Orsted, developer of the Sunrise Wind project with partner Eversources, said in recent survey work off the Rhode Island, “We found unexploded ordinances as part of the ongoing Revolution Wind survey work and outside of state waters as part of the Sunrise Wind survey work.”
Wims said the company also includes information about the objects in “our regular mariner briefings," to alert fishermen.
But commercial fishing advocates say the companies aren’t sounding the alarm loud enough to make sure fishing captains don’t mistakenly haul up the objects.
“Notice is not getting to people,” said Meghan Lapp, general manager of Sea Freeze Shoreside, a fish producer and trader based in Rhode Island, who noted she was first made aware of one set of ordnance finds from a recreational fishing magazine.
She said information about the 11 finds by Orsted had not been included in the company’s weekly notice to mariners until she asked about it. Then, she said, the company confirmed having known about the issue since July.
Lapp said she put information and coordinates for all the UXO into a mail blast to fishermen herself.
“But why aren’t the wind farm companies doing this?” she said. “Why am I having to be the one saying, 'Oh, my God, people can get blown up' and I’m the one spreading the word and sending information to local agencies.
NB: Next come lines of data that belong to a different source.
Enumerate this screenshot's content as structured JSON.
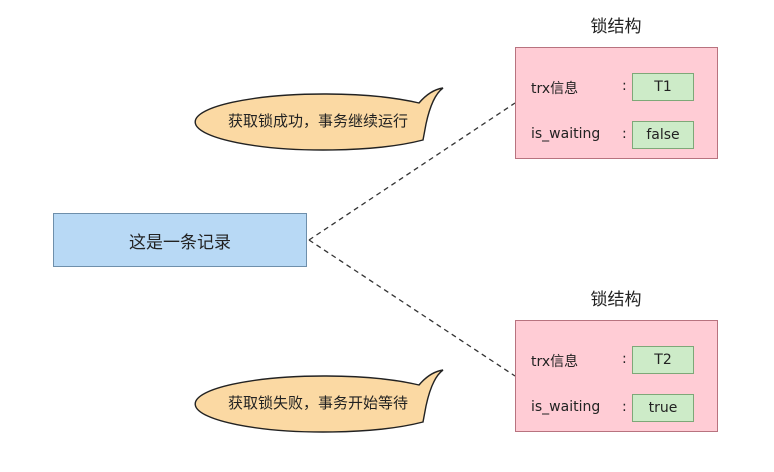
{
  "record": {
    "label": "这是一条记录"
  },
  "locks": [
    {
      "title": "锁结构",
      "fields": [
        {
          "label": "trx信息",
          "separator": ":",
          "value": "T1"
        },
        {
          "label": "is_waiting",
          "separator": ":",
          "value": "false"
        }
      ],
      "callout": "获取锁成功，事务继续运行"
    },
    {
      "title": "锁结构",
      "fields": [
        {
          "label": "trx信息",
          "separator": ":",
          "value": "T2"
        },
        {
          "label": "is_waiting",
          "separator": ":",
          "value": "true"
        }
      ],
      "callout": "获取锁失败，事务开始等待"
    }
  ],
  "colors": {
    "record_fill": "#b8d9f5",
    "lock_fill": "#ffccd5",
    "value_fill": "#cdebc8",
    "bubble_fill": "#fbd9a3"
  }
}
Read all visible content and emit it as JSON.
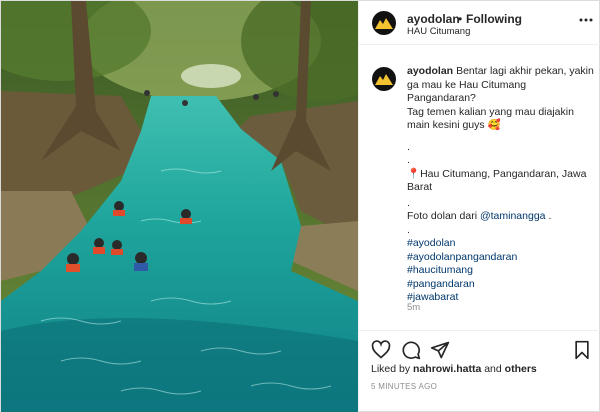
{
  "header": {
    "username": "ayodolan",
    "dot": "•",
    "follow_status": "Following",
    "location": "HAU Citumang",
    "more_icon": "more-horizontal-icon"
  },
  "caption": {
    "author": "ayodolan",
    "line1": "Bentar lagi akhir pekan, yakin ga mau ke Hau Citumang Pangandaran?",
    "line2": "Tag temen kalian yang mau diajakin main kesini guys 🥰",
    "dot1": ".",
    "dot2": ".",
    "location_line": "📍Hau Citumang, Pangandaran, Jawa Barat",
    "dot3": ".",
    "credit_prefix": "Foto dolan dari",
    "credit_handle": "@taminangga",
    "credit_suffix": ".",
    "dot4": ".",
    "hashtags": [
      "#ayodolan",
      "#ayodolanpangandaran",
      "#haucitumang",
      "#pangandaran",
      "#jawabarat"
    ],
    "age": "5m"
  },
  "likes": {
    "prefix": "Liked by",
    "user": "nahrowi.hatta",
    "and": "and",
    "others": "others"
  },
  "timestamp": "5 MINUTES AGO",
  "icons": {
    "like": "heart-icon",
    "comment": "comment-icon",
    "share": "share-icon",
    "save": "bookmark-icon"
  },
  "colors": {
    "link": "#00376b",
    "secondary": "#8e8e8e",
    "water": "#1fa5a0"
  }
}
This is only going to become more intense.”
Both wind companies said they proactively reach out to federal agencies and fishing groups to alert them.
It's not first time weaponry has been discovered at sea, and the amounts are not small.
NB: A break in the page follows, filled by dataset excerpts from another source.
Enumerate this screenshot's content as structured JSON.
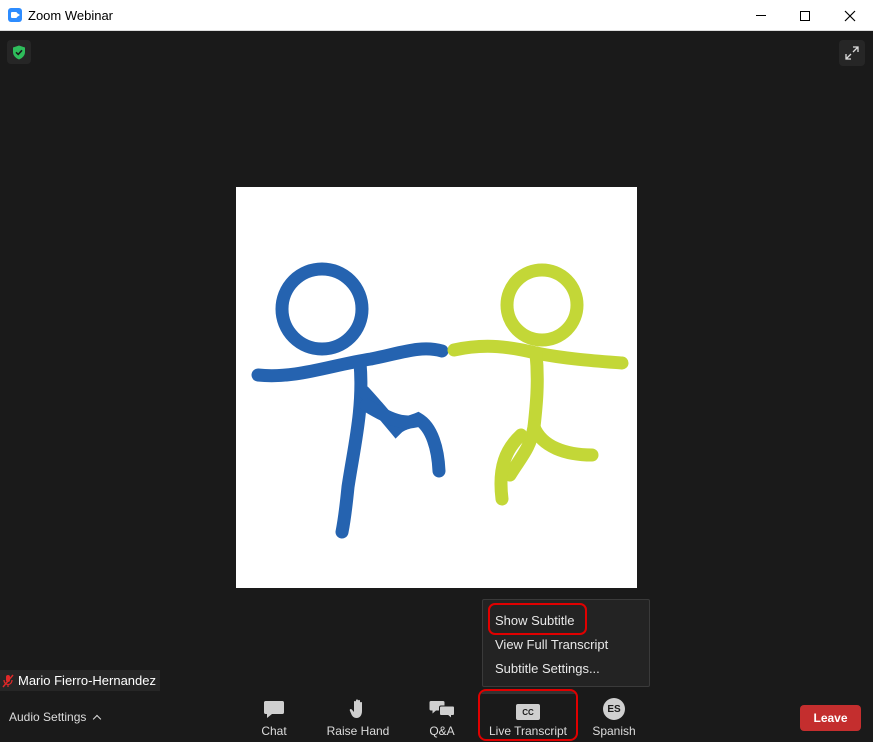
{
  "window": {
    "title": "Zoom Webinar"
  },
  "participant": {
    "name": "Mario Fierro-Hernandez"
  },
  "menu": {
    "items": [
      {
        "label": "Show Subtitle"
      },
      {
        "label": "View Full Transcript"
      },
      {
        "label": "Subtitle Settings..."
      }
    ]
  },
  "toolbar": {
    "audio_settings": "Audio Settings",
    "buttons": [
      {
        "label": "Chat",
        "icon": "chat-icon"
      },
      {
        "label": "Raise Hand",
        "icon": "raise-hand-icon"
      },
      {
        "label": "Q&A",
        "icon": "qa-icon"
      },
      {
        "label": "Live Transcript",
        "icon": "cc-icon",
        "icon_text": "CC"
      },
      {
        "label": "Spanish",
        "icon": "language-icon",
        "icon_text": "ES"
      }
    ],
    "leave": "Leave"
  },
  "colors": {
    "accent": "#2d8cff",
    "leave": "#c42e2e",
    "highlight": "#e00000",
    "figure_blue": "#2563b0",
    "figure_green": "#c3d737",
    "shield": "#2ebd5b"
  }
}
As Newsday reported in 2010, the U.S. Army from 1919 to 1970 dumped more than 60 million pounds of unexploded ordnance and deadly chemical agents in the waters along the East and West coasts and throughout the rest of the world. Some 17,000 tons of chemical agents are located off the Atlantic coast alone, Newsday reported. The practice was banned in 1972.
In 2010 Newsday reported a clam-dredging company hauled up 126 hand grenades, some still in wooden crates with detonators intact, as it operated 10 to 20 miles off Long Island's coast.
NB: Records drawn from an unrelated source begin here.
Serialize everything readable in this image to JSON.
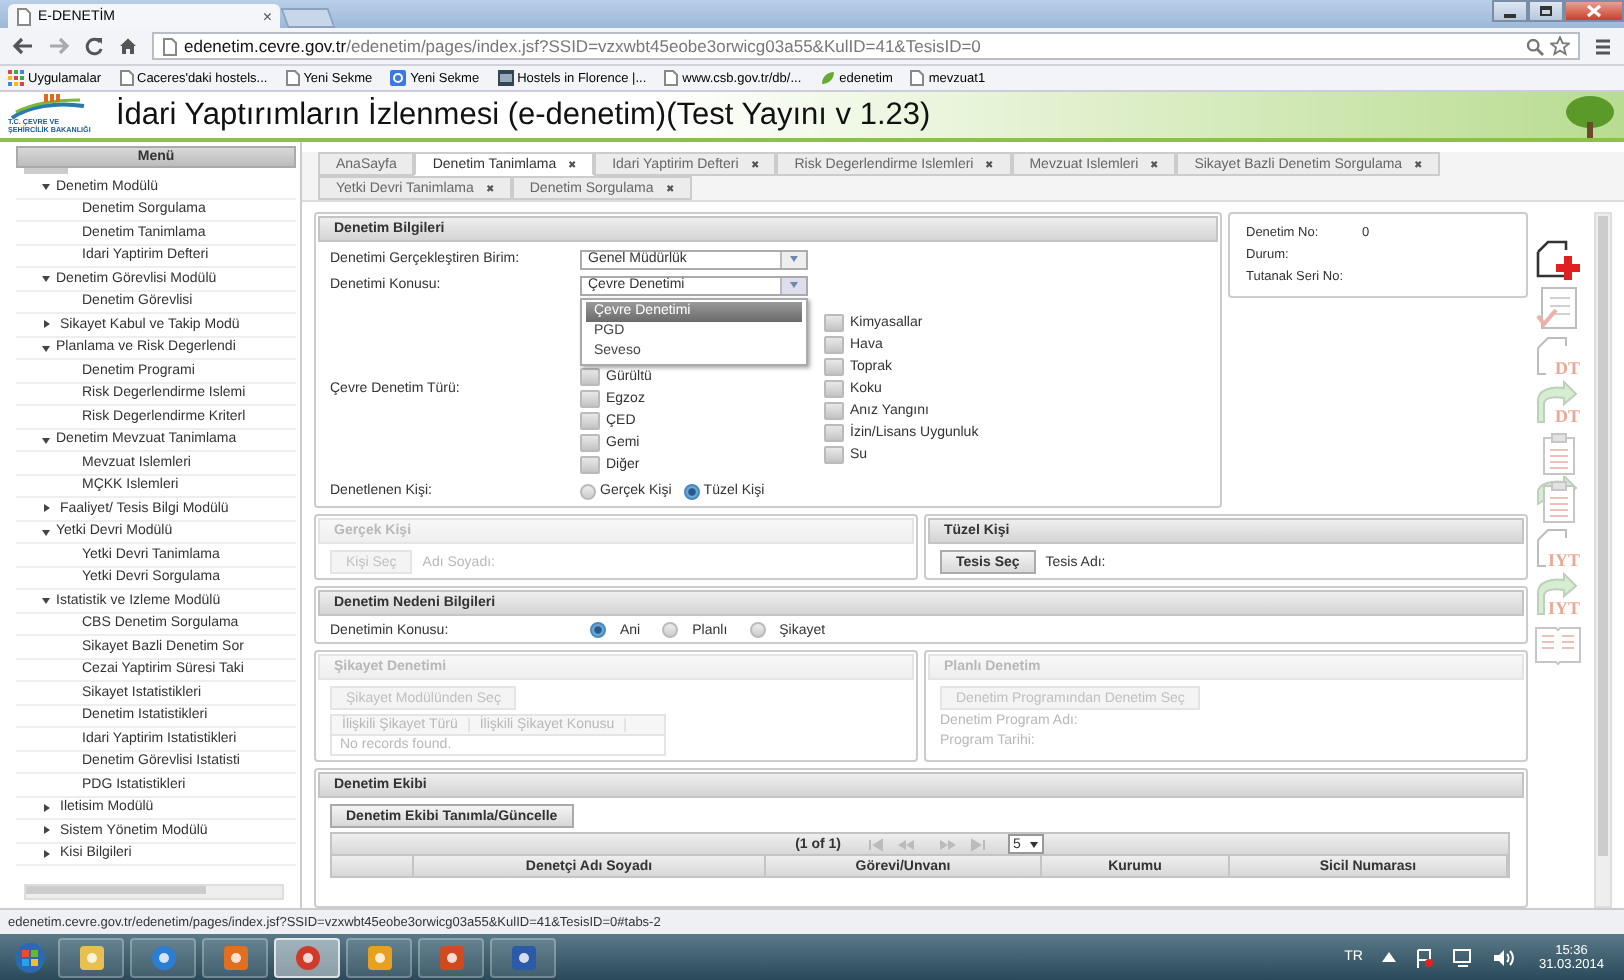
{
  "browser": {
    "tab": {
      "title": "E-DENETİM",
      "close": "×"
    },
    "url_host": "edenetim.cevre.gov.tr",
    "url_path": "/edenetim/pages/index.jsf?SSID=vzxwbt45eobe3orwicg03a55&KulID=41&TesisID=0",
    "bookmarks": [
      {
        "kind": "apps",
        "label": "Uygulamalar"
      },
      {
        "kind": "page",
        "label": "Caceres'daki hostels..."
      },
      {
        "kind": "page",
        "label": "Yeni Sekme"
      },
      {
        "kind": "google",
        "label": "Yeni Sekme"
      },
      {
        "kind": "hostel",
        "label": "Hostels in Florence |..."
      },
      {
        "kind": "page",
        "label": "www.csb.gov.tr/db/..."
      },
      {
        "kind": "leaf",
        "label": "edenetim"
      },
      {
        "kind": "page",
        "label": "mevzuat1"
      }
    ]
  },
  "header": {
    "logo_text": "T.C. ÇEVRE VE ŞEHİRCİLİK BAKANLIĞI",
    "title": "İdari Yaptırımların İzlenmesi (e-denetim)(Test Yayını v 1.23)"
  },
  "sidebar": {
    "title": "Menü",
    "items": [
      {
        "label": "Denetim Modülü",
        "expanded": true,
        "children": [
          {
            "label": "Denetim Sorgulama"
          },
          {
            "label": "Denetim Tanimlama"
          },
          {
            "label": "Idari Yaptirim Defteri"
          }
        ]
      },
      {
        "label": "Denetim Görevlisi Modülü",
        "expanded": true,
        "children": [
          {
            "label": "Denetim Görevlisi"
          }
        ]
      },
      {
        "label": "Sikayet Kabul ve Takip Modü",
        "expanded": false
      },
      {
        "label": "Planlama ve Risk Degerlendi",
        "expanded": true,
        "children": [
          {
            "label": "Denetim Programi"
          },
          {
            "label": "Risk Degerlendirme Islemi"
          },
          {
            "label": "Risk Degerlendirme Kriterl"
          }
        ]
      },
      {
        "label": "Denetim Mevzuat Tanimlama",
        "expanded": true,
        "children": [
          {
            "label": "Mevzuat Islemleri"
          },
          {
            "label": "MÇKK Islemleri"
          }
        ]
      },
      {
        "label": "Faaliyet/ Tesis Bilgi Modülü",
        "expanded": false
      },
      {
        "label": "Yetki Devri Modülü",
        "expanded": true,
        "children": [
          {
            "label": "Yetki Devri Tanimlama"
          },
          {
            "label": "Yetki Devri Sorgulama"
          }
        ]
      },
      {
        "label": "Istatistik ve Izleme Modülü",
        "expanded": true,
        "children": [
          {
            "label": "CBS Denetim Sorgulama"
          },
          {
            "label": "Sikayet Bazli Denetim Sor"
          },
          {
            "label": "Cezai Yaptirim Süresi Taki"
          },
          {
            "label": "Sikayet Istatistikleri"
          },
          {
            "label": "Denetim Istatistikleri"
          },
          {
            "label": "Idari Yaptirim Istatistikleri"
          },
          {
            "label": "Denetim Görevlisi Istatisti"
          },
          {
            "label": "PDG Istatistikleri"
          }
        ]
      },
      {
        "label": "Iletisim Modülü",
        "expanded": false
      },
      {
        "label": "Sistem Yönetim Modülü",
        "expanded": false
      },
      {
        "label": "Kisi Bilgileri",
        "expanded": false
      }
    ]
  },
  "tab_rows": [
    [
      {
        "label": "AnaSayfa",
        "selected": false
      },
      {
        "label": "Denetim Tanimlama",
        "close": "✖",
        "selected": true
      },
      {
        "label": "Idari Yaptirim Defteri",
        "close": "✖",
        "selected": false
      },
      {
        "label": "Risk Degerlendirme Islemleri",
        "close": "✖",
        "selected": false
      },
      {
        "label": "Mevzuat Islemleri",
        "close": "✖",
        "selected": false
      },
      {
        "label": "Sikayet Bazli Denetim Sorgulama",
        "close": "✖",
        "selected": false
      }
    ],
    [
      {
        "label": "Yetki Devri Tanimlama",
        "close": "✖",
        "selected": false
      },
      {
        "label": "Denetim Sorgulama",
        "close": "✖",
        "selected": false
      }
    ]
  ],
  "inspection_info": {
    "title": "Denetim Bilgileri",
    "fields": [
      {
        "label": "Denetimi Gerçekleştiren Birim:",
        "value": "Genel Müdürlük",
        "expanded": false
      },
      {
        "label": "Denetimi Konusu:",
        "value": "Çevre Denetimi",
        "expanded": true,
        "options": [
          {
            "label": "Çevre Denetimi",
            "selected": true
          },
          {
            "label": "PGD",
            "selected": false
          },
          {
            "label": "Seveso",
            "selected": false
          }
        ]
      }
    ],
    "type_label": "Çevre Denetim Türü:",
    "types_left": [
      {
        "label": "Gürültü",
        "checked": false
      },
      {
        "label": "Egzoz",
        "checked": false
      },
      {
        "label": "ÇED",
        "checked": false
      },
      {
        "label": "Gemi",
        "checked": false
      },
      {
        "label": "Diğer",
        "checked": false
      }
    ],
    "types_right": [
      {
        "label": "Kimyasallar",
        "checked": false
      },
      {
        "label": "Hava",
        "checked": false
      },
      {
        "label": "Toprak",
        "checked": false
      },
      {
        "label": "Koku",
        "checked": false
      },
      {
        "label": "Anız Yangını",
        "checked": false
      },
      {
        "label": "İzin/Lisans Uygunluk",
        "checked": false
      },
      {
        "label": "Su",
        "checked": false
      }
    ],
    "person_label": "Denetlenen Kişi:",
    "person_options": [
      {
        "label": "Gerçek Kişi",
        "selected": false
      },
      {
        "label": "Tüzel Kişi",
        "selected": true
      }
    ]
  },
  "summary": [
    {
      "label": "Denetim No:",
      "value": "0"
    },
    {
      "label": "Durum:"
    },
    {
      "label": "Tutanak Seri No:"
    }
  ],
  "toolbar": [
    {
      "kind": "new",
      "disabled": false
    },
    {
      "kind": "check",
      "disabled": true
    },
    {
      "kind": "doc",
      "label": "DT",
      "disabled": true
    },
    {
      "kind": "arrow-doc",
      "label": "DT",
      "disabled": true
    },
    {
      "kind": "clipboard",
      "disabled": true
    },
    {
      "kind": "arrow-clipboard",
      "disabled": true
    },
    {
      "kind": "doc",
      "label": "IYT",
      "disabled": true
    },
    {
      "kind": "arrow-doc",
      "label": "IYT",
      "disabled": true
    },
    {
      "kind": "book",
      "disabled": true
    }
  ],
  "person_panels": [
    {
      "title": "Gerçek Kişi",
      "disabled": true,
      "button": "Kişi Seç",
      "field_label": "Adı Soyadı:"
    },
    {
      "title": "Tüzel Kişi",
      "disabled": false,
      "button": "Tesis Seç",
      "field_label": "Tesis Adı:"
    }
  ],
  "reason": {
    "title": "Denetim Nedeni Bilgileri",
    "label": "Denetimin Konusu:",
    "options": [
      {
        "label": "Ani",
        "selected": true
      },
      {
        "label": "Planlı",
        "selected": false
      },
      {
        "label": "Şikayet",
        "selected": false
      }
    ]
  },
  "complaint": {
    "title": "Şikayet Denetimi",
    "disabled": true,
    "button": "Şikayet Modülünden Seç",
    "columns": [
      "İlişkili Şikayet Türü",
      "İlişkili Şikayet Konusu"
    ],
    "empty": "No records found."
  },
  "planned": {
    "title": "Planlı Denetim",
    "disabled": true,
    "button": "Denetim Programından Denetim Seç",
    "fields": [
      "Denetim Program Adı:",
      "Program Tarihi:"
    ]
  },
  "team": {
    "title": "Denetim Ekibi",
    "button": "Denetim Ekibi Tanımla/Güncelle",
    "page_report": "(1 of 1)",
    "rows_per_page": "5",
    "columns": [
      "Denetçi Adı Soyadı",
      "Görevi/Unvanı",
      "Kurumu",
      "Sicil Numarası"
    ]
  },
  "status_url": "edenetim.cevre.gov.tr/edenetim/pages/index.jsf?SSID=vzxwbt45eobe3orwicg03a55&KulID=41&TesisID=0#tabs-2",
  "taskbar": {
    "apps": [
      {
        "kind": "explorer",
        "selected": false
      },
      {
        "kind": "ie",
        "selected": false
      },
      {
        "kind": "media",
        "selected": false
      },
      {
        "kind": "chrome",
        "selected": true
      },
      {
        "kind": "outlook",
        "selected": false
      },
      {
        "kind": "powerpoint",
        "selected": false
      },
      {
        "kind": "word",
        "selected": false
      }
    ],
    "language": "TR",
    "time": "15:36",
    "date": "31.03.2014"
  }
}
A month earlier, another clam dredge operating 45 miles south of Moriches hauled up eight containers of deadly mustard agent, injuring one seaman.
One piece of unexploded ordnance this year reportedly involved a 900-pound bomb.
Andrew Doba, a spokesman for Vineyard Wind, which is scheduled to begin construction off the Massachusetts coast later this year for electricity production in late 2023, said, “I can confirm we found [one] UXO. No others were found, and we did take the proper steps, notifying federal agencies and they map it and it goes out to everybody so they know it’s out there.”
Equinor, which is developing two wind farms called Empire Wind 1 and 2 off the South Shore of Long Island, will begin survey work for unexploded ordnance later this year, spokeswoman Lauren Shane said.
Wims of Orsted noted the survey work taking place this summer that has found the ordnance is "for identification and confirmation and nothing is being moved or touched." The ordnance findings, she added "do not impact the project schedule."